Wednesday, June 18, 2014

Yep, People are nuts -here's proof

Yep, People are nuts….


The U.S. Treasury Department's inspector general for tax administration, in his latest report on agency employee bonuses in April (covering late 2010 through 2012), disclosed that $2.8 million of the high-performance prizes went to employees with discipline problems -- including about 1,150 workers who owe about $1 million in back federal taxes. The inspector general acknowledged that the bonuses "appear to create a conflict" regarding the "integrity" of the program.

The Texas Court of Criminal Appeals ruled in 2013 that it was not necessarily illegal for teachers to send students sexually oriented text messages -- that the state law banning the practice violated "free speech." As a result, in February 2014, prosecutors in Tarrant County dropped their case against a junior-high teacher who had exchanged 688 text messages with a 13-year-old female student over a six-day period in 2012, on topics such as "sexual preferences and fantasies" and whether either of them ever walked naked around the house. The messages would be illegal, the Court had ruled, only if they led to a meeting or an offer of sex.

Only in Florida –

(1) Calvin Rodriguez was arrested in Port St. Lucie, Florida, in May as the man who had been using a shaved key to steal a series of cars from parking lots. His spree came to an abrupt halt as he sped away from police in a stolen Honda Civic only to crash into a huge alligator in the road.

(2) On May 1st, a wildlife trapper called to Pine View School in Osprey, Florida, south of Sarasota, removed four alligators (one of which was 8 feet long) from the campus while classes were in session (but without disruption).

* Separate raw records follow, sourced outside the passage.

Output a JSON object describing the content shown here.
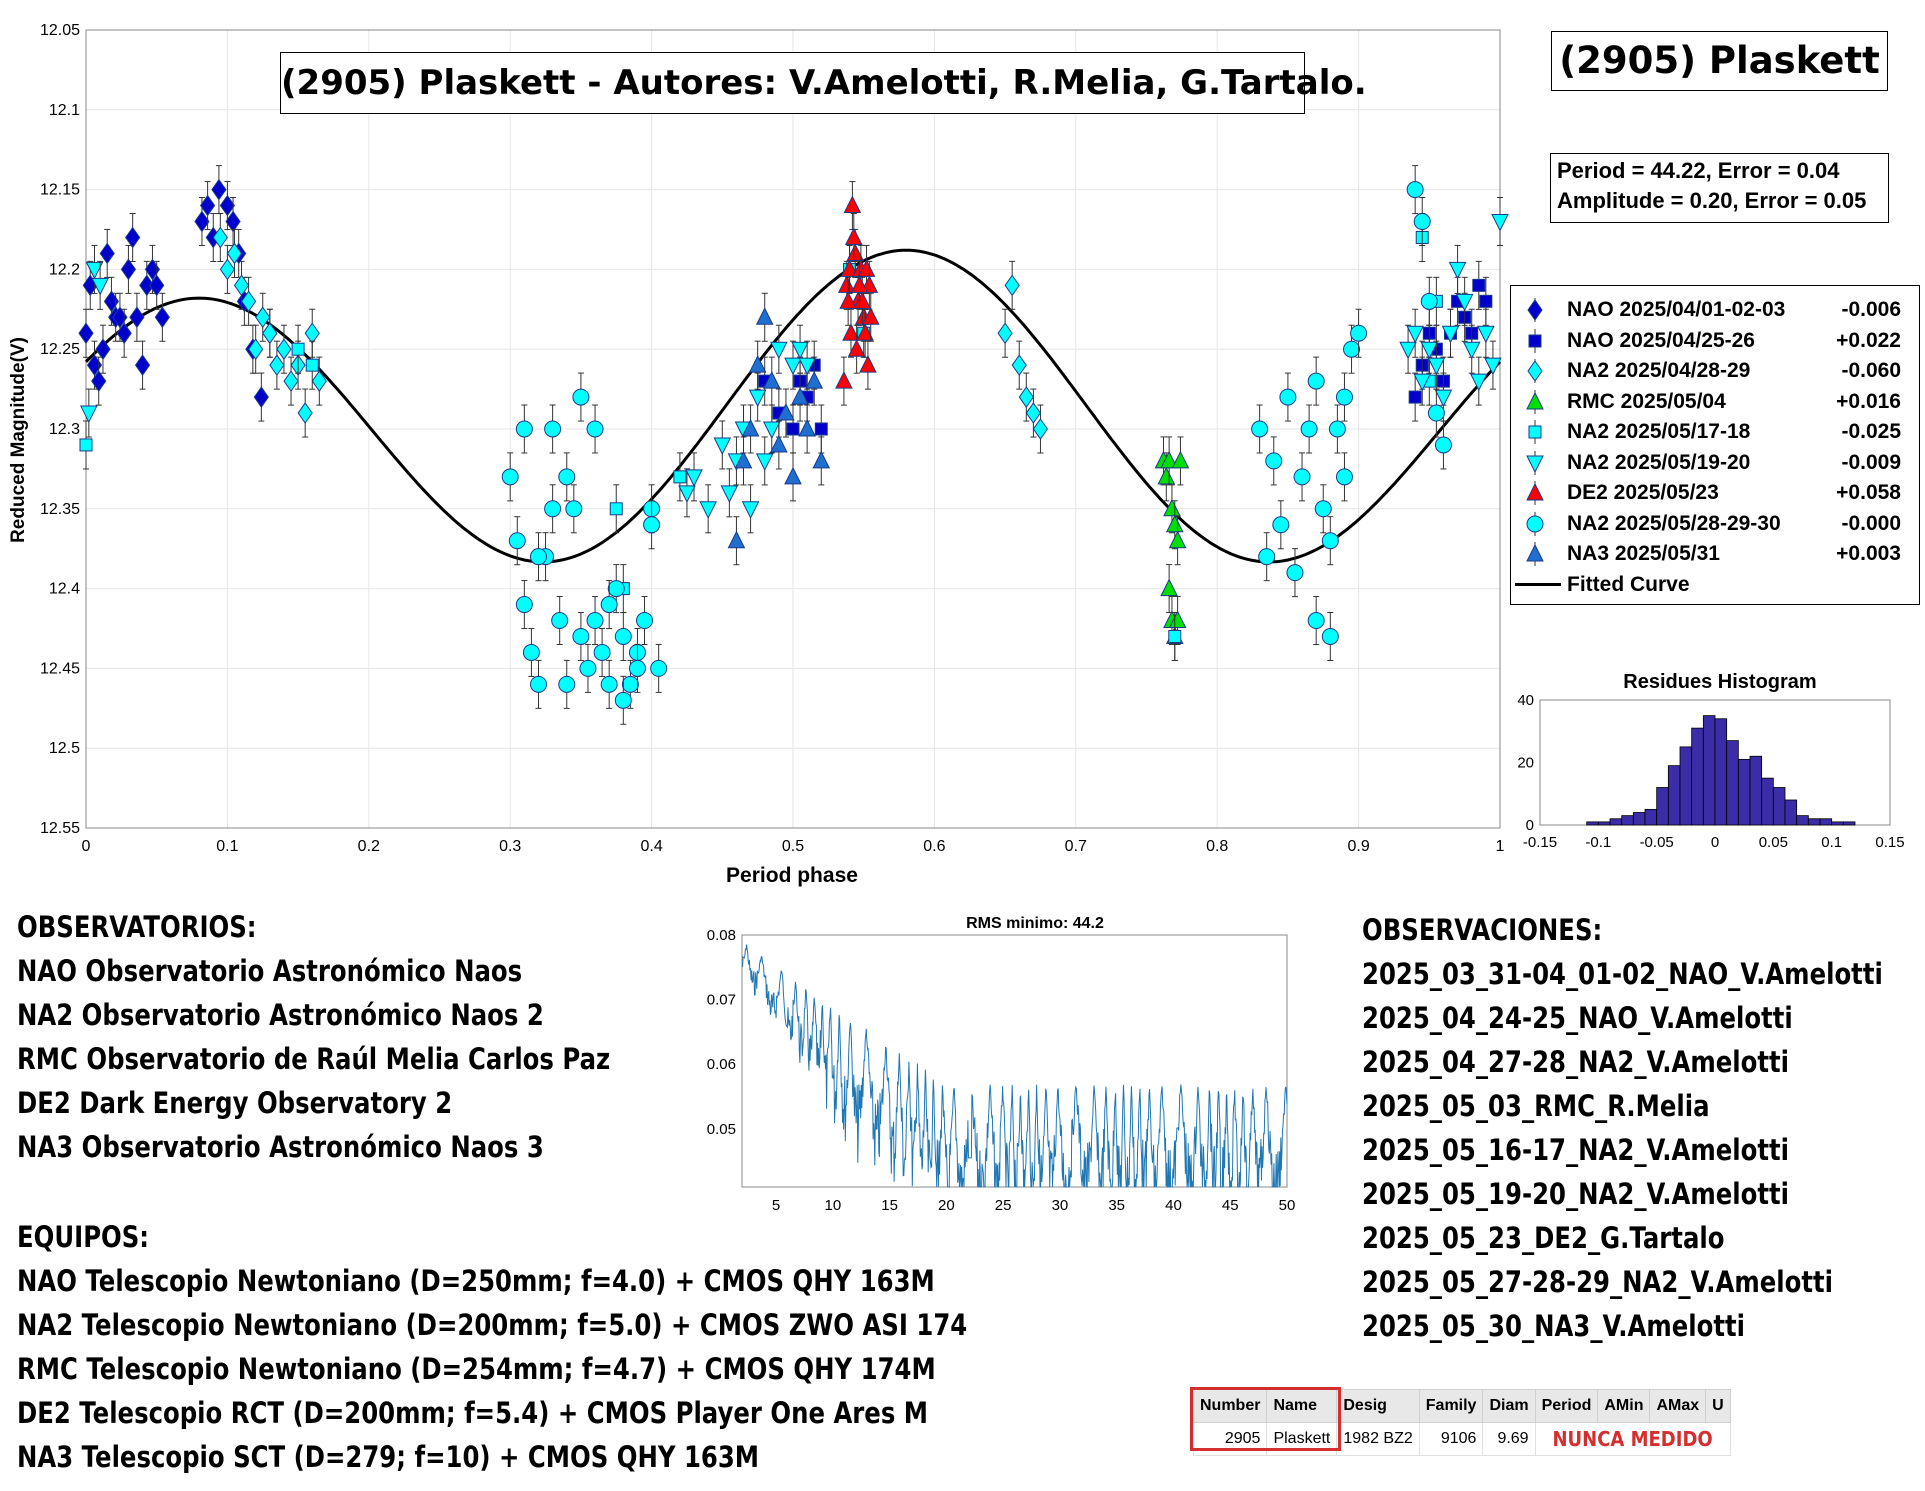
{
  "chart_data": [
    {
      "type": "scatter",
      "title": "(2905) Plaskett - Autores: V.Amelotti, R.Melia, G.Tartalo.",
      "xlabel": "Period phase",
      "ylabel": "Reduced Magnitude(V)",
      "xlim": [
        0,
        1
      ],
      "ylim": [
        12.55,
        12.05
      ],
      "y_reversed": true,
      "grid": true,
      "xticks": [
        "0",
        "0.1",
        "0.2",
        "0.3",
        "0.4",
        "0.5",
        "0.6",
        "0.7",
        "0.8",
        "0.9",
        "1"
      ],
      "yticks": [
        "12.05",
        "12.1",
        "12.15",
        "12.2",
        "12.25",
        "12.3",
        "12.35",
        "12.4",
        "12.45",
        "12.5",
        "12.55"
      ],
      "legend_position": "right",
      "fitted_curve": {
        "name": "Fitted Curve",
        "mean": 12.293,
        "amplitude": 0.1,
        "phase_of_max_magnitude": 0.33,
        "harmonics": 2
      },
      "series": [
        {
          "name": "NAO 2025/04/01-02-03",
          "offset": "-0.006",
          "count": "50",
          "color": "#0000cd",
          "marker": "diamond",
          "x": [
            0.0,
            0.003,
            0.006,
            0.009,
            0.012,
            0.015,
            0.018,
            0.021,
            0.024,
            0.027,
            0.03,
            0.033,
            0.036,
            0.04,
            0.043,
            0.047,
            0.05,
            0.054,
            0.082,
            0.086,
            0.09,
            0.094,
            0.1,
            0.104,
            0.108,
            0.112,
            0.118,
            0.124,
            0.13
          ],
          "y": [
            12.24,
            12.21,
            12.26,
            12.27,
            12.25,
            12.19,
            12.22,
            12.23,
            12.23,
            12.24,
            12.2,
            12.18,
            12.23,
            12.26,
            12.21,
            12.2,
            12.21,
            12.23,
            12.17,
            12.16,
            12.18,
            12.15,
            12.16,
            12.17,
            12.19,
            12.22,
            12.25,
            12.28,
            12.24
          ]
        },
        {
          "name": "NAO 2025/04/25-26",
          "offset": "+0.022",
          "count": "24",
          "color": "#0000cd",
          "marker": "square",
          "x": [
            0.48,
            0.49,
            0.5,
            0.505,
            0.51,
            0.515,
            0.52,
            0.94,
            0.945,
            0.95,
            0.955,
            0.96,
            0.965,
            0.97,
            0.975,
            0.98,
            0.985,
            0.99
          ],
          "y": [
            12.27,
            12.29,
            12.3,
            12.27,
            12.28,
            12.26,
            12.3,
            12.28,
            12.26,
            12.24,
            12.25,
            12.27,
            12.24,
            12.22,
            12.23,
            12.24,
            12.21,
            12.22
          ]
        },
        {
          "name": "NA2 2025/04/28-29",
          "offset": "-0.060",
          "count": "49",
          "color": "#00ffff",
          "marker": "diamond",
          "x": [
            0.095,
            0.1,
            0.105,
            0.11,
            0.115,
            0.12,
            0.125,
            0.13,
            0.135,
            0.14,
            0.145,
            0.15,
            0.155,
            0.16,
            0.165,
            0.65,
            0.655,
            0.66,
            0.665,
            0.67,
            0.675
          ],
          "y": [
            12.18,
            12.2,
            12.19,
            12.21,
            12.22,
            12.25,
            12.23,
            12.24,
            12.26,
            12.25,
            12.27,
            12.26,
            12.29,
            12.24,
            12.27,
            12.24,
            12.21,
            12.26,
            12.28,
            12.29,
            12.3
          ]
        },
        {
          "name": "RMC 2025/05/04",
          "offset": "+0.016",
          "count": "11",
          "color": "#00e000",
          "marker": "triangle-up",
          "x": [
            0.762,
            0.764,
            0.766,
            0.768,
            0.77,
            0.772,
            0.774,
            0.766,
            0.768,
            0.77,
            0.772
          ],
          "y": [
            12.32,
            12.33,
            12.32,
            12.35,
            12.36,
            12.37,
            12.32,
            12.4,
            12.42,
            12.43,
            12.42
          ]
        },
        {
          "name": "NA2 2025/05/17-18",
          "offset": "-0.025",
          "count": "12",
          "color": "#00ffff",
          "marker": "square",
          "x": [
            0.0,
            0.15,
            0.16,
            0.375,
            0.38,
            0.42,
            0.945,
            0.95,
            0.955,
            0.77,
            0.54,
            0.55
          ],
          "y": [
            12.31,
            12.25,
            12.26,
            12.35,
            12.4,
            12.33,
            12.18,
            12.27,
            12.22,
            12.43,
            12.2,
            12.24
          ]
        },
        {
          "name": "NA2 2025/05/19-20",
          "offset": "-0.009",
          "count": "58",
          "color": "#00ffff",
          "marker": "triangle-down",
          "x": [
            0.002,
            0.006,
            0.01,
            0.425,
            0.43,
            0.44,
            0.45,
            0.455,
            0.46,
            0.465,
            0.47,
            0.475,
            0.48,
            0.485,
            0.49,
            0.5,
            0.505,
            0.51,
            0.935,
            0.94,
            0.945,
            0.95,
            0.955,
            0.96,
            0.965,
            0.97,
            0.975,
            0.98,
            0.985,
            0.99,
            0.995,
            1.0
          ],
          "y": [
            12.29,
            12.2,
            12.21,
            12.34,
            12.33,
            12.35,
            12.31,
            12.34,
            12.32,
            12.3,
            12.35,
            12.28,
            12.32,
            12.3,
            12.25,
            12.26,
            12.25,
            12.26,
            12.25,
            12.24,
            12.27,
            12.25,
            12.26,
            12.28,
            12.24,
            12.2,
            12.22,
            12.25,
            12.27,
            12.24,
            12.26,
            12.17
          ]
        },
        {
          "name": "DE2 2025/05/23",
          "offset": "+0.058",
          "count": "19",
          "color": "#ff0000",
          "marker": "triangle-up",
          "x": [
            0.536,
            0.538,
            0.54,
            0.542,
            0.544,
            0.546,
            0.548,
            0.55,
            0.552,
            0.554,
            0.541,
            0.545,
            0.549,
            0.553,
            0.539,
            0.543,
            0.547,
            0.551,
            0.555
          ],
          "y": [
            12.27,
            12.21,
            12.2,
            12.16,
            12.19,
            12.22,
            12.2,
            12.23,
            12.2,
            12.21,
            12.24,
            12.25,
            12.22,
            12.26,
            12.22,
            12.18,
            12.21,
            12.24,
            12.23
          ]
        },
        {
          "name": "NA2 2025/05/28-29-30",
          "offset": "-0.000",
          "count": "99",
          "color": "#00ffff",
          "marker": "circle",
          "x": [
            0.3,
            0.305,
            0.31,
            0.315,
            0.32,
            0.325,
            0.33,
            0.335,
            0.34,
            0.345,
            0.35,
            0.355,
            0.36,
            0.365,
            0.37,
            0.375,
            0.38,
            0.385,
            0.39,
            0.395,
            0.4,
            0.405,
            0.31,
            0.32,
            0.33,
            0.34,
            0.35,
            0.36,
            0.37,
            0.38,
            0.39,
            0.4,
            0.83,
            0.835,
            0.84,
            0.845,
            0.85,
            0.855,
            0.86,
            0.865,
            0.87,
            0.875,
            0.88,
            0.885,
            0.89,
            0.895,
            0.9,
            0.87,
            0.88,
            0.89,
            0.94,
            0.945,
            0.95,
            0.955,
            0.96
          ],
          "y": [
            12.33,
            12.37,
            12.41,
            12.44,
            12.46,
            12.38,
            12.3,
            12.42,
            12.46,
            12.35,
            12.43,
            12.45,
            12.42,
            12.44,
            12.46,
            12.4,
            12.43,
            12.46,
            12.44,
            12.42,
            12.35,
            12.45,
            12.3,
            12.38,
            12.35,
            12.33,
            12.28,
            12.3,
            12.41,
            12.47,
            12.45,
            12.36,
            12.3,
            12.38,
            12.32,
            12.36,
            12.28,
            12.39,
            12.33,
            12.3,
            12.27,
            12.35,
            12.37,
            12.3,
            12.28,
            12.25,
            12.24,
            12.42,
            12.43,
            12.33,
            12.15,
            12.17,
            12.22,
            12.29,
            12.31
          ]
        },
        {
          "name": "NA3 2025/05/31",
          "offset": "+0.003",
          "count": "13",
          "color": "#1f6fd0",
          "marker": "triangle-up",
          "x": [
            0.46,
            0.465,
            0.47,
            0.475,
            0.48,
            0.485,
            0.49,
            0.495,
            0.5,
            0.505,
            0.51,
            0.515,
            0.52
          ],
          "y": [
            12.37,
            12.32,
            12.3,
            12.26,
            12.23,
            12.27,
            12.31,
            12.29,
            12.33,
            12.28,
            12.3,
            12.27,
            12.32
          ]
        }
      ]
    },
    {
      "type": "bar",
      "title": "Residues Histogram",
      "xlim": [
        -0.15,
        0.15
      ],
      "ylim": [
        0,
        40
      ],
      "xticks": [
        "-0.15",
        "-0.1",
        "-0.05",
        "0",
        "0.05",
        "0.1",
        "0.15"
      ],
      "yticks": [
        "0",
        "20",
        "40"
      ],
      "color": "#3b2ca8",
      "bin_width": 0.01,
      "bin_centers": [
        -0.105,
        -0.095,
        -0.085,
        -0.075,
        -0.065,
        -0.055,
        -0.045,
        -0.035,
        -0.025,
        -0.015,
        -0.005,
        0.005,
        0.015,
        0.025,
        0.035,
        0.045,
        0.055,
        0.065,
        0.075,
        0.085,
        0.095,
        0.105,
        0.115
      ],
      "counts": [
        1,
        1,
        2,
        3,
        4,
        5,
        12,
        19,
        25,
        31,
        35,
        34,
        27,
        21,
        22,
        15,
        12,
        8,
        3,
        2,
        2,
        1,
        1
      ]
    },
    {
      "type": "line",
      "title": "RMS minimo: 44.2",
      "xlim": [
        2,
        50
      ],
      "ylim": [
        0.041,
        0.08
      ],
      "xticks": [
        "5",
        "10",
        "15",
        "20",
        "25",
        "30",
        "35",
        "40",
        "45",
        "50"
      ],
      "yticks": [
        "0.05",
        "0.06",
        "0.07",
        "0.08"
      ],
      "color": "#1f77b4",
      "x_start": 2,
      "x_step": 0.05,
      "minimum": {
        "x": 44.22,
        "y": 0.041
      }
    }
  ],
  "title_box": "(2905) Plaskett - Autores: V.Amelotti, R.Melia, G.Tartalo.",
  "name_box": "(2905) Plaskett",
  "stats": {
    "line1": "Period =  44.22, Error = 0.04",
    "line2": "Amplitude = 0.20, Error = 0.05"
  },
  "observatorios": {
    "heading": "OBSERVATORIOS:",
    "items": [
      "NAO Observatorio Astronómico Naos",
      "NA2 Observatorio Astronómico Naos 2",
      "RMC Observatorio de Raúl Melia Carlos Paz",
      "DE2 Dark Energy Observatory 2",
      "NA3 Observatorio Astronómico Naos 3"
    ]
  },
  "equipos": {
    "heading": "EQUIPOS:",
    "items": [
      "NAO Telescopio Newtoniano (D=250mm; f=4.0) + CMOS QHY 163M",
      "NA2 Telescopio Newtoniano (D=200mm; f=5.0) + CMOS ZWO ASI 174",
      "RMC Telescopio Newtoniano (D=254mm; f=4.7) + CMOS QHY 174M",
      "DE2 Telescopio RCT (D=200mm; f=5.4) + CMOS Player One Ares M",
      "NA3 Telescopio SCT (D=279; f=10) + CMOS QHY 163M"
    ]
  },
  "observaciones": {
    "heading": "OBSERVACIONES:",
    "items": [
      "2025_03_31-04_01-02_NAO_V.Amelotti",
      "2025_04_24-25_NAO_V.Amelotti",
      "2025_04_27-28_NA2_V.Amelotti",
      "2025_05_03_RMC_R.Melia",
      "2025_05_16-17_NA2_V.Amelotti",
      "2025_05_19-20_NA2_V.Amelotti",
      "2025_05_23_DE2_G.Tartalo",
      "2025_05_27-28-29_NA2_V.Amelotti",
      "2025_05_30_NA3_V.Amelotti"
    ]
  },
  "asteroid_table": {
    "headers": [
      "Number",
      "Name",
      "Desig",
      "Family",
      "Diam",
      "Period",
      "AMin",
      "AMax",
      "U"
    ],
    "row": {
      "number": "2905",
      "name": "Plaskett",
      "desig": "1982 BZ2",
      "family": "9106",
      "diam": "9.69",
      "status": "NUNCA MEDIDO"
    },
    "highlight_color": "#d32f2f"
  }
}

(3) Beachcombers in the Gulf of Mexico town of Redington Beach, Florida, were treated on May 17th to the sight of a full-grown elephant treading water about 20 yards offshore. (The animal had made its way to the water after being unloaded for a commercial birthday party appearance.)

It’s not just American Advertisers that show bad taste –

The Asia Pacific branch of the worldwide advertising agency Ogilvy & Mather finally apologized in May for a recent "Bounce Back" ad in India for Kurl-On mattresses (whose general theme proclaims mattresses so comfortable that users "bounce" up after landing on them). Previous versions had lauded Steve Jobs (for "bouncing back" from his mid-career firing by Apple) and Mahatma Gandhi (for "bouncing back" to become a spiritual leader). In the problematic ad, the Pakistani teenager Malala Yousafzai (who was nearly killed in 2012 by Muslim extremists) is shot in the head in a cartoon but "bounces back" after landing on a Kurl-On mattress.



Today’s Reflection:

Of course I know how to copy disks. Where’s the Xerox machine?